Storm Center (1956) stands against McCarthyism

Kevin Brianton

Senior Lecturer, La Trobe University

One American film which stood out clearly against McCarthyism was Storm Center (1956) which focused on a small town in America where a librarian Alicia Hull, played by Bette Davis, was dismissed for having a book called ‘The Communist Dream’ on the library’s shelves. 
Image courtesy of eMoviePoster

One American film which stood out clearly against McCarthyism was Storm Center (1956) which focused on a small town in America where a librarian Alicia Hull, played by Bette Davis, was dismissed for having a book called ‘The Communist Dream’ on the library’s shelves.  The local council wanted the book removed and for future decisions about questionable material to be brought before them.  She told the council:

There was a book in our library for many years.  It is still there.  It made me sick to my stomach every time I checked it out, Mein Kampf.  Maybe we ran the risk of spreading Hitlerism but it didn’t work that way.  People read it.  It made them indignant.  Maybe it helped defeat Hitler?  Don’t you see by keeping it in the library we attack the communist dream?  We say to the communists, ‘We do not fear you.’ We are not afraid of what you have to say.  Tell me, would they keep a book in a Russian library praising democracy?[1]

The council demanded that the book be removed and she refused to withdraw a book because ‘it has ideas we don’t like’.  A politically ambitious councilor then told her that Hull had been linked to several communist front organisations such as the ‘American Peace Mobilization’ and the ‘Voice of Freedom Committee’ during the war.  Hull denied that she was a communist and she had resigned form the organisations when she found out they were fronts.

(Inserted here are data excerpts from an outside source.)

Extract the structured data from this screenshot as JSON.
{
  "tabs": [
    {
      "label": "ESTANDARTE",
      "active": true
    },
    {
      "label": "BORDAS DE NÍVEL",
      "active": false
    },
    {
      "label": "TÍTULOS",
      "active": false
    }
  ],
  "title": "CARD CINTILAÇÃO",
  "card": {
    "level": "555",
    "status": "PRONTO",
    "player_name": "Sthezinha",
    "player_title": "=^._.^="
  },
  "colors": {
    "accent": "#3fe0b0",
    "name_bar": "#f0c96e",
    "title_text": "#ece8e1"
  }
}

The council sacked her as well as telling the press that she had former communist affiliations.  The community began to shrink from her, just as the Hollywood community pulled away from those who spoke up for the Hollywood 10 and its supporters.  The councilor who leaked the information prepared to use it as a platform for further political battles ahead.  The councilor was a depiction of those politicians who used their investigations to further their political careers.  Hull was one of the victims whose liberal sympathies were now out of step with the political conventional wisdom.

The film also depicted the traditional American family in a less than appealing light.  One man was hideous anti-intellectual, he resented even his wife’s fondness for music and his son’s taste for reading.  In its defence of the little boy who liked reading books, the film may have been reacting to the depiction of the American family in My Son John.  Provoked by his father’s hatred of ‘pinkos’, the son in Storm Centre burned down the library.  The message of the film was that stamping out even one set of ideas – even repellent ideas – was a short step to book-burning fascism.  The film was an extraordinarily bold statement for its time.

Director and writer Daniel Taradash mad his position on the film clear in The New York Times.

Storm Centre is a dangerous picture about dangerous ideas.  It is about the burning of books and assassination of character.  It is about gossip and its peculiar impact on children.  It is about faith in headlines and distrust of the intellectual.  It is about political ambition disguised as patriotism.  It is about the unpredictable line of cause and effect which can start with the banning of a book and end with the creation of a lunatic.  And on the positive side, it is about a person who believes the best way to save a country is to be loyal to its own traditions, rather than afraid of another’s propaganda.[2]

The film had enormous problems despite its liberal and anti-communist message.  In 1952, Mary Pickford had almost signed to do the picture but had backed out after being approached by he anti-communist columnist Hedda Hopper.  Bette Davis decided to take the role after it had been rejected by Barbara Stanwyck and Loretta Young.  Davis did not work for three years after doing the film.[3]  At studio insistence, screenwriter Daniel Taradash was extremely careful to make sure that Hull acted from liberal motives rather than communist sympathies.[4]  Even so, the Catholic Legion of Decency described it as ‘hugely propagandistic’ which offered a ‘warped, oversimplified and strongly emotional solution to a complex problem’.[5]  Taradash later included a jab at the witch-hunt in the film Bell, Book and Candle (1958) when Kim Novak tried to tell James Stewart about her hidden secret and he asked her if she had done ‘something un-American’.[6]  Her secret was that she was a witch.


[1] Storm Centre Columbia/Phoenix (Julian Blaustein), (d) Daniel Taradash, (w) Daniel Taradash, Elick Moll.

[2] New York Times, 14 October 1956.

[3] Lawrence J. Quirk, Fasten Your Seat Belts: The Passionate Life of Bette Davis, Bantam, New York, 1990, p. 388.

[4] Ibid., p. 386.

[5] New York Times, 12 July 1956.

[6] Bell, Book and Candle, (d) Richard Quine, (w) Daniel Taradash.